The likelihood of a new strategic arms race is very real. And the impact of this development on the global community, and, especially on Muslim nations, could be quite severe.

There are several reasons why this news should be alarming for Muslims. Aside from the increased likelihood of a nuclear exchange between Russia and America-an potential apocalypse that the world has avoided since 1945-a new arms race would fuel the development and exchange of new missile and nuclear weapons technologies developed by states like North Korea and Iran who want to get into the game with the “big boys”.

The proliferation of these weapons, and their delivery systems, would increase the objective threat of nuclear war between numerous parties in conflict around the globe, or even between state parties and non-state actors.

But there is another danger of an even greater conventional arms race. Because the Russians will need to pay for their new missiles, and that will mean, at least potentially, pushing for even more conventional arms exports throughout the world, and especially in the Muslim world. And remember that, in the nuclear age, more human beings have been killed by Kalashnikov assault rifles and rocket propelled grenades that by nuclear bombs.

And even if there is no shooting war between these two superpowers, the economic impact of billions and billions of more dollars and rubles spent on weapons of mass destruction will divert scarce resources from confronting, and defeating, the real weapons of mass destruction in our world: hunger, disease, poverty and hopelessness.

All of these great maladies are alive and well in the Muslim world.

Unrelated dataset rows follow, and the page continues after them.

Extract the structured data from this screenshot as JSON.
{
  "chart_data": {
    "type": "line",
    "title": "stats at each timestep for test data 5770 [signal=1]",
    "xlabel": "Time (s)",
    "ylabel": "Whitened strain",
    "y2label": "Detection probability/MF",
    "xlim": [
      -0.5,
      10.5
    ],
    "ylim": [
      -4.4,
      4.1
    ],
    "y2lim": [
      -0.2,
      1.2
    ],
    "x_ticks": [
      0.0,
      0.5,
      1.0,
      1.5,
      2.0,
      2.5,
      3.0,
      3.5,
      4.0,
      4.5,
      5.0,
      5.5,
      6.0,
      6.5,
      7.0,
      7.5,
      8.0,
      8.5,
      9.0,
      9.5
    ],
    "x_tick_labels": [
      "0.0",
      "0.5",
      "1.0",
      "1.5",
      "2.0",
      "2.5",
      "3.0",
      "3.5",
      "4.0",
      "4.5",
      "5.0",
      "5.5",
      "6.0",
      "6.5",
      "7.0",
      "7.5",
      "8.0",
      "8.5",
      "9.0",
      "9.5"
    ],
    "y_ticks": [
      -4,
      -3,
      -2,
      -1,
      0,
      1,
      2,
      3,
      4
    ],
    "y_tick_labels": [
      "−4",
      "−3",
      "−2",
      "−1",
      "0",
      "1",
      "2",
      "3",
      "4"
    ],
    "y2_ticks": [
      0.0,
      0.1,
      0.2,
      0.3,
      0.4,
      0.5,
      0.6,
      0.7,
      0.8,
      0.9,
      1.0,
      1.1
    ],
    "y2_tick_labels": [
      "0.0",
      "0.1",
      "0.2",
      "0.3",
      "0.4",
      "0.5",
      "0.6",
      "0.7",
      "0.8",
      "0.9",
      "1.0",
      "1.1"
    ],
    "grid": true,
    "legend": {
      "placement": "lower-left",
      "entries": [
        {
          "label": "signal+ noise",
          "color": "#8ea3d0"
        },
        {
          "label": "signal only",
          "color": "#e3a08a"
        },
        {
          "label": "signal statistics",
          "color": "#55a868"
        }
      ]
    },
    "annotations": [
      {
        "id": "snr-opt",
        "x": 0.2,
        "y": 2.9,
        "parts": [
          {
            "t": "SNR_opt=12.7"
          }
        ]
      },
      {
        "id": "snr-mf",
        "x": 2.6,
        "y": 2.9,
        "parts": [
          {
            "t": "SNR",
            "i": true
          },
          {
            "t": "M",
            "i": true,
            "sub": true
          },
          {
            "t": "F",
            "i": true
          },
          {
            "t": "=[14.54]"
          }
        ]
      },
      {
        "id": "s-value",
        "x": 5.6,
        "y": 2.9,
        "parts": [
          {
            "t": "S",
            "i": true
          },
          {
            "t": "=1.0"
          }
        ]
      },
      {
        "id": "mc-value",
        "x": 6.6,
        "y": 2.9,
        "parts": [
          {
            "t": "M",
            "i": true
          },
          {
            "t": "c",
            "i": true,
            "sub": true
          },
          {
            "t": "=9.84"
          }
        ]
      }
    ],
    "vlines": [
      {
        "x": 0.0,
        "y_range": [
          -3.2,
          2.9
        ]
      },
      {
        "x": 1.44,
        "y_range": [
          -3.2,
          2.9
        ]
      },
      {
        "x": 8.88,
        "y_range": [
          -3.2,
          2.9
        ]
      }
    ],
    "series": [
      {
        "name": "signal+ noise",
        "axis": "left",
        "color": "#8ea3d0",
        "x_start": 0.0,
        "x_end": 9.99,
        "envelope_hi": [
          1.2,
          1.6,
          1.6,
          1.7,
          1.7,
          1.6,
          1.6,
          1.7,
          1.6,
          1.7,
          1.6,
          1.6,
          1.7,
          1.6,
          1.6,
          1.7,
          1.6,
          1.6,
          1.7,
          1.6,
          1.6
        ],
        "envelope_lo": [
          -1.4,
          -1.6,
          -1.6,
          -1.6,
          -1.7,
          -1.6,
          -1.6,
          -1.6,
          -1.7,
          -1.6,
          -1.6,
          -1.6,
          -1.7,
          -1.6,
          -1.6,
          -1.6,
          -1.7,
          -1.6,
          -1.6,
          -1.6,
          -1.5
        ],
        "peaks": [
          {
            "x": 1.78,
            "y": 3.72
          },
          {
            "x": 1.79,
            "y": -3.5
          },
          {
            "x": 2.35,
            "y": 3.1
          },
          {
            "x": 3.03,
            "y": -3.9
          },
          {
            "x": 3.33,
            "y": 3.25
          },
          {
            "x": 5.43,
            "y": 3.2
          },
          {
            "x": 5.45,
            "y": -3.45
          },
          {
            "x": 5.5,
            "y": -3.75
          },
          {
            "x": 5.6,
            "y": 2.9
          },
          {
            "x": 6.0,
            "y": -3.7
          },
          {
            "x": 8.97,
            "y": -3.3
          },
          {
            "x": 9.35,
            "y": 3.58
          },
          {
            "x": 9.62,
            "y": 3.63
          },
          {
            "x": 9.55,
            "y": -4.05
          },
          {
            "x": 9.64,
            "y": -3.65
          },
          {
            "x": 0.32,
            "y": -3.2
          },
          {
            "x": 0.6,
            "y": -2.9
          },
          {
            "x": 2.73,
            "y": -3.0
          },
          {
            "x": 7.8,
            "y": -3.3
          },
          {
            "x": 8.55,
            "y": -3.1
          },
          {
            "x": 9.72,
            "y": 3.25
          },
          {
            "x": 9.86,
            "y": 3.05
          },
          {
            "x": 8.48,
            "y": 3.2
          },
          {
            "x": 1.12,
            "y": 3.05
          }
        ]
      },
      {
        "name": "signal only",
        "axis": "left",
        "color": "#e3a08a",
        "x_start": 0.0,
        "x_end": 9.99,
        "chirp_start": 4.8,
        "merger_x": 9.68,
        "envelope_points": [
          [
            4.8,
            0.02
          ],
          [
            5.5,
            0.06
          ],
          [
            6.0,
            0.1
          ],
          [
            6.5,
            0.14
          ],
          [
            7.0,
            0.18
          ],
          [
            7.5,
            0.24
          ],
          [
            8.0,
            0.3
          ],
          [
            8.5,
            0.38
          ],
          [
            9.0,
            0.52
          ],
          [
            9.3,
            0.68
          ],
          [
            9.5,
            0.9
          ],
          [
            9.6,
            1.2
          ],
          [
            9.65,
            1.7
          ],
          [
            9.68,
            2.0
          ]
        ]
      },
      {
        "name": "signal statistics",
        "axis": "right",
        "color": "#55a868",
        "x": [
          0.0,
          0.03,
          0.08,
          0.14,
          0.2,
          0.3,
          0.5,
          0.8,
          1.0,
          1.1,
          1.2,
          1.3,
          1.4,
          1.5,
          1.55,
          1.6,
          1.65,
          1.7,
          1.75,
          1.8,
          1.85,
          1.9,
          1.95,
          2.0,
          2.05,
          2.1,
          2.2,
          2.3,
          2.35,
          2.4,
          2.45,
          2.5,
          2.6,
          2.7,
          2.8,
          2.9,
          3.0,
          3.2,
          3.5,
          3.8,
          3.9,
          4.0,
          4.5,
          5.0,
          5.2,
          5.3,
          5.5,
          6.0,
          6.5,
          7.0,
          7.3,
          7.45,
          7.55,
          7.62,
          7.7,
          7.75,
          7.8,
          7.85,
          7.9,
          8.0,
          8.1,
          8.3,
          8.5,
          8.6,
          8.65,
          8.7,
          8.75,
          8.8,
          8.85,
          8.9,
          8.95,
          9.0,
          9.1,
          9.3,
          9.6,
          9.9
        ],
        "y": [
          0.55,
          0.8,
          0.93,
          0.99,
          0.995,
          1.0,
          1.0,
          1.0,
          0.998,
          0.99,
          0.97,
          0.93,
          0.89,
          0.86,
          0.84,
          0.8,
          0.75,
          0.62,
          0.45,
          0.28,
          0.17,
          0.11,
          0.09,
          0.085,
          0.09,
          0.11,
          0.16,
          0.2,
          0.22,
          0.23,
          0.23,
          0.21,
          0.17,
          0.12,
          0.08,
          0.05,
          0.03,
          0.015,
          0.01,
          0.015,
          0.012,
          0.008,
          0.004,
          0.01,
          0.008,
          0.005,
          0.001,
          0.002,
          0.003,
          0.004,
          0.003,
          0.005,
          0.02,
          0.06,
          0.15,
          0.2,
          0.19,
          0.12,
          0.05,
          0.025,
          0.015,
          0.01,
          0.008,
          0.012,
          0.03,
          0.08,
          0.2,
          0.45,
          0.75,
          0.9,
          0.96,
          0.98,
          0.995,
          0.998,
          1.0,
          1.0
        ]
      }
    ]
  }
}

A new arms race helps no one, but it severely threatens all of humankind, and especially those populations most devastated by warfare and poverty. The nuclear-and conventional-merchants of death will push and push for an expansion of their markets to pay for their new and more expensive toys. These weapons are the raw material of war, crime, and genocide all over the planet. The poorest and most vulnerable people in the world will be those most likely to suffer.

Here in the United States, Muslims should use our growing political clout to help reign in the military expansion of the American empire, and call for no new deployment of missiles in Europe that would likely result in a new round of saber-rattling and superpower arms competition between the United States and Russia. Moreover, we should support the demilitarization of the foreign policy of this nation, which constitutes five percent of the human population but accounts for more than 40 percent of the global arms trade.

Neither Russian nor American missiles will feed the devastated population in Darfur or provide water and medicine to the people of Gaza. Our voices and our work should join with the great majority of the people of the world who call for an end to warfare and any renewed threat of an arms race between the two nations that held the world in the grip of threatened nuclear annihilation for more than half a century.